漢方医院市場が飽和しつつある中、廃院や開業を諦めて療養病院に転向する漢方医が増加していると分析されている。 2024年の東洋医学病院の閉鎖率は7.19%、東洋医学診療所の閉鎖率は3.63%で、診療所レベルの医療機関の閉鎖率(2.73%)を大きく上回っている。
自動車保険の治療基準が厳しくなり、漢方医院が利益を上げることが難しくなったことも影響している。交通事故患者にカイロプラクティック治療や鍼灸治療、漢方治療などを行って利益を得ている東洋医学院も数多くあります。金融監督院は最近、交通事故軽傷患者が8週間以上の治療を希望する場合、審査を義務付ける「保険業監督実施規則の改正案」を発表した。
看護病院側から見ると、一般の医師よりも給料が安い東洋医学の医師を雇った方が有利です。介護病院で働く専門職の月給は通常1000万ウォン程度だ。専門医資格を取得していない一般開業医も、フルタイムのオンコール勤務であれば同様の給与を受け取ります。しかし、漢方医は処方薬を処方できないため、500~600万ウォン程度で雇用される。医療業界関係者は「高齢者が好むカッピングやお灸などの施術ができるという理由で、東洋医学の医師を当直医として雇用している介護病院もある」と話した。

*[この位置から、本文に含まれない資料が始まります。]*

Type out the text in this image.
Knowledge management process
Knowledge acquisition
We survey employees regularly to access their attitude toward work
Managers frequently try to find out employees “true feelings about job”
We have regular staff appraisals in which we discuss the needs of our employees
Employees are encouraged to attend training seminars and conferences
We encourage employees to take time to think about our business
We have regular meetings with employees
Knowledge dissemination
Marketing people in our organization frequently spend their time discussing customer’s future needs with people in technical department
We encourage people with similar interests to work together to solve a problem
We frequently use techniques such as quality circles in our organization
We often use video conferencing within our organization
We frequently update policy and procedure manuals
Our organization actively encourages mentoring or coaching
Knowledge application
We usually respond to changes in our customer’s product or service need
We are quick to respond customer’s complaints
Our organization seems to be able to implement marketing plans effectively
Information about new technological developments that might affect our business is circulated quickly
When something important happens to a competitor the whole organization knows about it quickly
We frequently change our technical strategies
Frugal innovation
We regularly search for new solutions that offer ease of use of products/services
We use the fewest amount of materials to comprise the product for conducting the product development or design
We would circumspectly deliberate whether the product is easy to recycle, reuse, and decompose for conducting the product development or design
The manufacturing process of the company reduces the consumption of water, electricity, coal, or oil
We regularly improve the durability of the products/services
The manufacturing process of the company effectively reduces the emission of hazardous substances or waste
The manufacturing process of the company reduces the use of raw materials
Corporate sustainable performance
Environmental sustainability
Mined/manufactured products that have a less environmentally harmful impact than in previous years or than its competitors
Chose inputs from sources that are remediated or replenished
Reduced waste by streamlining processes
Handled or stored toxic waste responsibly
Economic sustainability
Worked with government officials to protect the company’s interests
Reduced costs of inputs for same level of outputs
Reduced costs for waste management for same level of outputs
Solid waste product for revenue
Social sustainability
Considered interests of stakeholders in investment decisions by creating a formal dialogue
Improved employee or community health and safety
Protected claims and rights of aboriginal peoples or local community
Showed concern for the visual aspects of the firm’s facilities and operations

● 医学界「緊急時は危険」VS東洋医学界「問題ない」
大韓東洋医学協会など東洋医学界は、医療用医薬品などの処方以外の医療行為に制限はなく、看護病院での就職には問題ないと主張している。看護病院では、経鼻胃管の挿入、尿道留置カテーテル(尿路)の交換、手動式人工呼吸器(エンブ)などについて、協会が追加研修を行って十分な実習を行っています。大韓医師会の関係者は、「療養病院に勤務する救急医療の専門家はほとんどいない」とし、「漢方医と一般医師の役割に違いはないと思う」と述べた。

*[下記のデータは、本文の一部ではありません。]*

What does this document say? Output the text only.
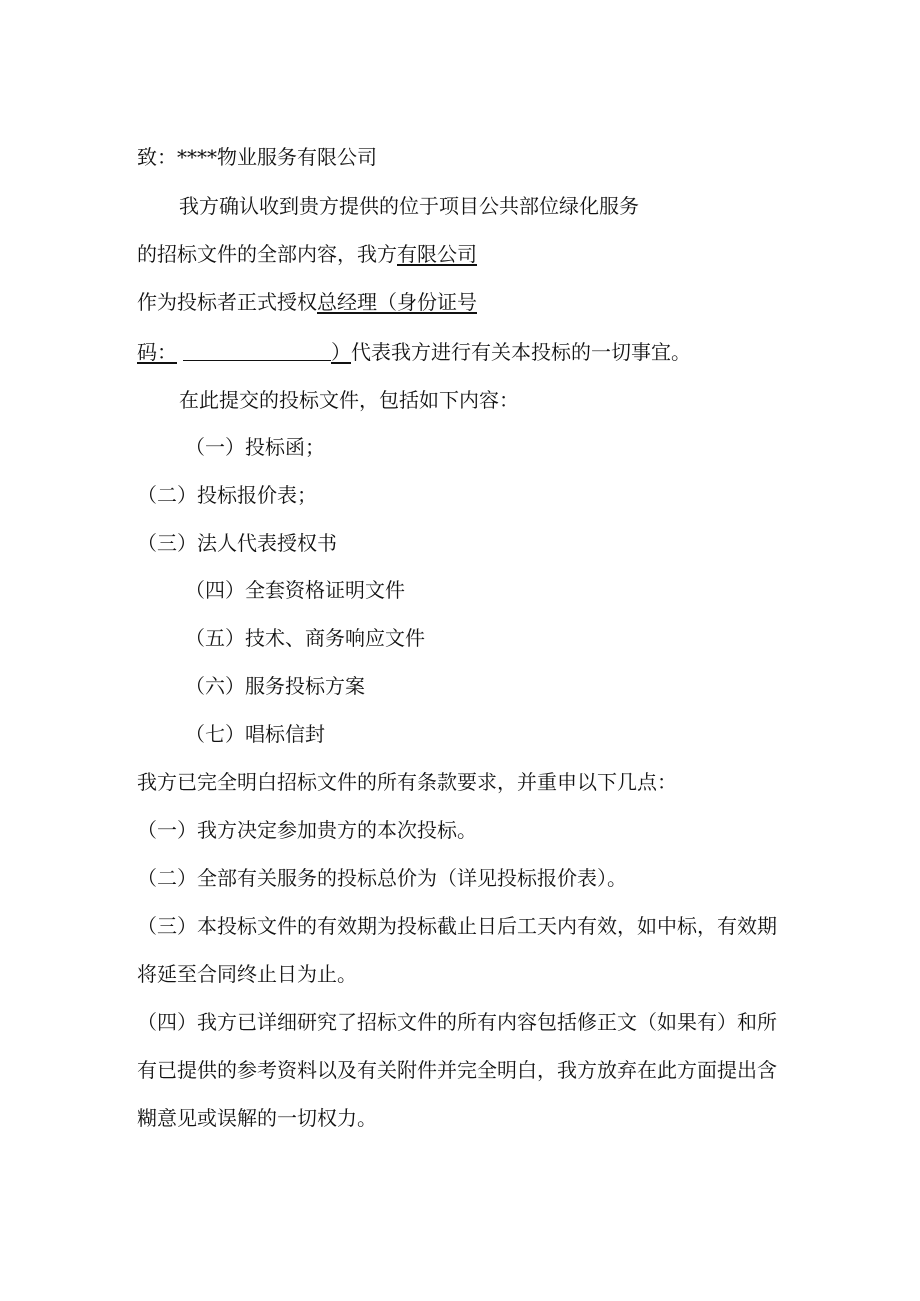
致：****物业服务有限公司
我方确认收到贵方提供的位于项目公共部位绿化服务
的招标文件的全部内容，我方有限公司
作为投标者正式授权总经理（身份证号
码：	）代表我方进行有关本投标的一切事宜。
在此提交的投标文件，包括如下内容：
（一）投标函；
（二）投标报价表；
（三）法人代表授权书
（四）全套资格证明文件
（五）技术、商务响应文件
（六）服务投标方案
（七）唱标信封
我方已完全明白招标文件的所有条款要求，并重申以下几点：
（一）我方决定参加贵方的本次投标。
（二）全部有关服务的投标总价为（详见投标报价表）。
（三）本投标文件的有效期为投标截止日后工天内有效，如中标，有效期
将延至合同终止日为止。
（四）我方已详细研究了招标文件的所有内容包括修正文（如果有）和所
有已提供的参考资料以及有关附件并完全明白，我方放弃在此方面提出含
糊意见或误解的一切权力。
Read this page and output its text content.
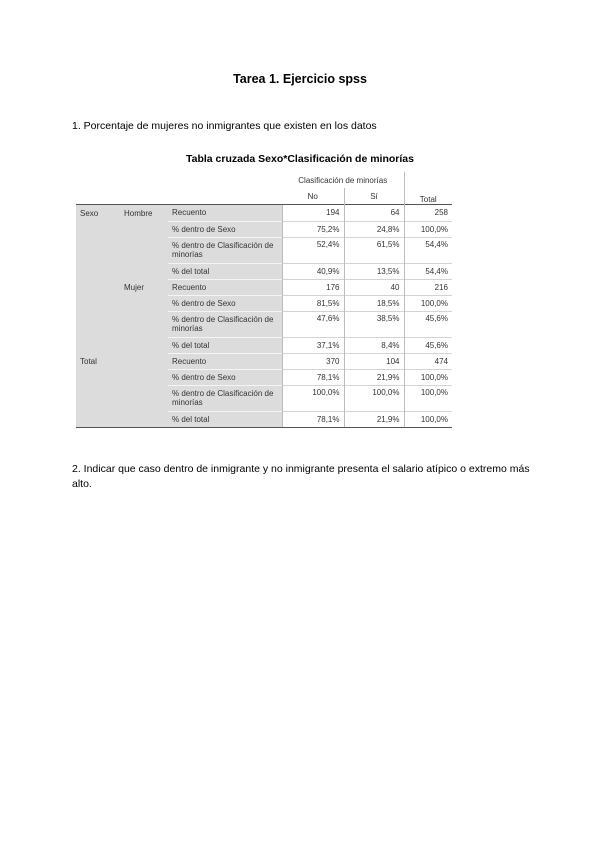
Tarea 1. Ejercicio spss
1. Porcentaje de mujeres no inmigrantes que existen en los datos
Tabla cruzada Sexo*Clasificación de minorías
			Clasificación de minorías		
			No	Sí	Total
Sexo	Hombre	Recuento	194	64	258
		% dentro de Sexo	75,2%	24,8%	100,0%
		% dentro de Clasificación de minorías	52,4%	61,5%	54,4%
		% del total	40,9%	13,5%	54,4%
	Mujer	Recuento	176	40	216
		% dentro de Sexo	81,5%	18,5%	100,0%
		% dentro de Clasificación de minorías	47,6%	38,5%	45,6%
		% del total	37,1%	8,4%	45,6%
Total		Recuento	370	104	474
		% dentro de Sexo	78,1%	21,9%	100,0%
		% dentro de Clasificación de minorías	100,0%	100,0%	100,0%
		% del total	78,1%	21,9%	100,0%
2. Indicar que caso dentro de inmigrante y no inmigrante presenta el salario atípico o extremo más alto.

一方で、医学界からは、東洋医学の医師が療養病院に勤務すると、緊急事態への対応に限界があるのではないかとの指摘もある。大韓医師会は昨年12月、各道・道支部に公文書を送り、「医師が東洋医学医師の追加研修に参加しないよう」と要請した。大韓医師会の関係者は、「タクシー運転手が運転ができるからといって、掘削機を操作できるわけではない」とし、「漢方医は短期間の追加研修を受けただけで、療養病院で医師がしなければならない業務をすべてこなせるのか」と付け加えた。

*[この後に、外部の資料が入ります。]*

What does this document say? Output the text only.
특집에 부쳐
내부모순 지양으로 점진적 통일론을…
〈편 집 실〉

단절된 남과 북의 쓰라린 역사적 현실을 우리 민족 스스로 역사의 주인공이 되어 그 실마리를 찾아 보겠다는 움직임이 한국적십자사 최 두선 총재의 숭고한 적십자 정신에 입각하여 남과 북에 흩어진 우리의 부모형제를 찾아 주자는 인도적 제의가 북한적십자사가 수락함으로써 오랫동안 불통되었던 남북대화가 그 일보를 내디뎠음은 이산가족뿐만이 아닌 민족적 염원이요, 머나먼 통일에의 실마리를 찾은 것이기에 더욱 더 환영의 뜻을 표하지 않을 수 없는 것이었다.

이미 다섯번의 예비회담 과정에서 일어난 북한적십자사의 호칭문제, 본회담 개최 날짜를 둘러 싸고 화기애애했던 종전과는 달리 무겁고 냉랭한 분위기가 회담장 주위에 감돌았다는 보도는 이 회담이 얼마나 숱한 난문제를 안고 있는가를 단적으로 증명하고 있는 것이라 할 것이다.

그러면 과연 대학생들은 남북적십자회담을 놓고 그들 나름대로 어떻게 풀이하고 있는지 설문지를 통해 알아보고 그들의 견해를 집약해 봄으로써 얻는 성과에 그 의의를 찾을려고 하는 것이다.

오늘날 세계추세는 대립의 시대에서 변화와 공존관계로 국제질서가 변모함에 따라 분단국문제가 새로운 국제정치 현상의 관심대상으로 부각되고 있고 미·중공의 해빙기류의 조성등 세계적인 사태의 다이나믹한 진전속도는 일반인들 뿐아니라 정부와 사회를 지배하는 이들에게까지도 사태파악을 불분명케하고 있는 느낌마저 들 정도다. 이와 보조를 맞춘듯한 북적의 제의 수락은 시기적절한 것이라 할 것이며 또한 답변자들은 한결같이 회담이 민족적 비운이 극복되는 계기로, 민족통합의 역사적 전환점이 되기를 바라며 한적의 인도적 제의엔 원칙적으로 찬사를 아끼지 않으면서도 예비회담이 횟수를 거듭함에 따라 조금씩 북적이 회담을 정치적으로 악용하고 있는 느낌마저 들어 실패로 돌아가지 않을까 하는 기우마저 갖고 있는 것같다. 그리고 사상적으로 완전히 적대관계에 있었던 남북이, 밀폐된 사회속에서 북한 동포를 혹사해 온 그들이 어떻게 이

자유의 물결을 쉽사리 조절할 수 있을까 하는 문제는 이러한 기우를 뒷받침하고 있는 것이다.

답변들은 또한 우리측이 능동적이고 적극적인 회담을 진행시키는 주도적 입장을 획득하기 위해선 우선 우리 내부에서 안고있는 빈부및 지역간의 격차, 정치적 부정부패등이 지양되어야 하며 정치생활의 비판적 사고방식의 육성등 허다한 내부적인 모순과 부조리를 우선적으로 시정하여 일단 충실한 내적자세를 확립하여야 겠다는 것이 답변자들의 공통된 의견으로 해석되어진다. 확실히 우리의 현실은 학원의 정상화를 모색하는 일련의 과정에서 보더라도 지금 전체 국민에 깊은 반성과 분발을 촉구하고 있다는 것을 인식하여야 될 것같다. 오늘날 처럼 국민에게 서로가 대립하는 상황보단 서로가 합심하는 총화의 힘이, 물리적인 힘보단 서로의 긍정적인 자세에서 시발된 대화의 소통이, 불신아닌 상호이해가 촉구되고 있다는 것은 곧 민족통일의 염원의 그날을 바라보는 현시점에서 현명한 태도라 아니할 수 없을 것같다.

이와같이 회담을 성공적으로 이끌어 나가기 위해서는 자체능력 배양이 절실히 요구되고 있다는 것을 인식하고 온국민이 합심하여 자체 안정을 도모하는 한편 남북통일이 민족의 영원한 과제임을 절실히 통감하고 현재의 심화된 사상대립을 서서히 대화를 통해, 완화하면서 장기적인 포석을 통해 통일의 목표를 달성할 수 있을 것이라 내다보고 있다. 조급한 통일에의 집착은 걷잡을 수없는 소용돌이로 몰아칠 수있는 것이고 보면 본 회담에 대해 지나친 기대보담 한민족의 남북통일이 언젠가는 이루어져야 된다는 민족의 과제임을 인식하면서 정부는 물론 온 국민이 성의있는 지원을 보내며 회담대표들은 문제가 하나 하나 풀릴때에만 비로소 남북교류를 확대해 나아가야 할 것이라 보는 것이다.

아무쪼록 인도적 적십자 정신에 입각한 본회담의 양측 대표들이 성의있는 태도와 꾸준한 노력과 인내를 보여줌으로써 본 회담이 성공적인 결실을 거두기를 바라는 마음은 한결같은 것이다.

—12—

これについては、東洋医学の医師の業務範囲が医療法に具体的に定められていないため、医学界と東洋医学界との対立が続いているとの指摘もある。高麗大学医学部予防医学科のユン・ソクジュン教授は、「現在、医学界と東洋医学界は別々に運営されているが、最終的には患者の安全などの理由から統合する必要がある」と述べた。